Quante volte ci siamo detti che non avremmo mai cambiato sistema operativo al nostro telefono? A meno di essere costretti dal produttore, come spesso accade! In alcuni casi, il povero cliente ha ragione. E’ successo quando Samsung, con insistenti richieste, ha “costretto” i possessori di Galaxy Note 4 a passare al sistema operativo Android 6.0 Marshmallow.

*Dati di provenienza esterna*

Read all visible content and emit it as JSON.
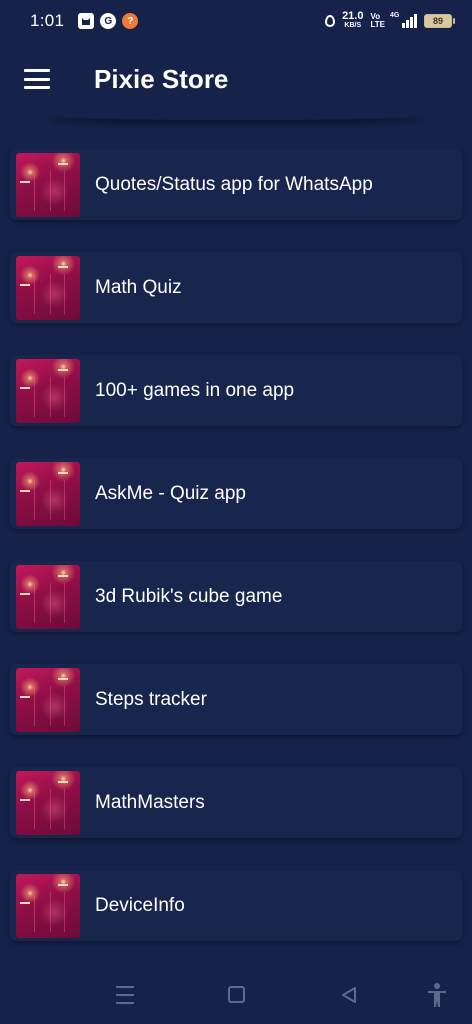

Samsung Galaxy Note (Adobe Stock)
Samsung Galaxy Note (Adobe Stock)

Peccato che questo upgrade richiesto da Samsung si sia rivelato, in realtà, un vero e proprio “decline”. Anzi a dirla tutta, il passaggio al nuovo sistema è emerso essere proprio illegittimo, dal momento che l’aggiornamento dei consumatori al sistema operativo in questione ha reso i cellulari inutilizzabili e sono stati tutti costretti ad acquistarne uno nuovo.

Affaire Note 4, i punti salienti della vicenda

Samsung Galaxy (Adobe Stock)
Samsung Galaxy (Adobe Stock)

Ma andiamo con ordine. Perché questa storia parte prima ancora del 2016, quando la Samsung lancia sul mercato il Galaxy Note 4. Il Samsung Galaxy Note 4 è stato uno smartphone di fascia alta prodotto da Samsung, annunciato al IFA di Berlino il 3 settembre 2014, ed è stato distribuito il 22 ottobre 2014.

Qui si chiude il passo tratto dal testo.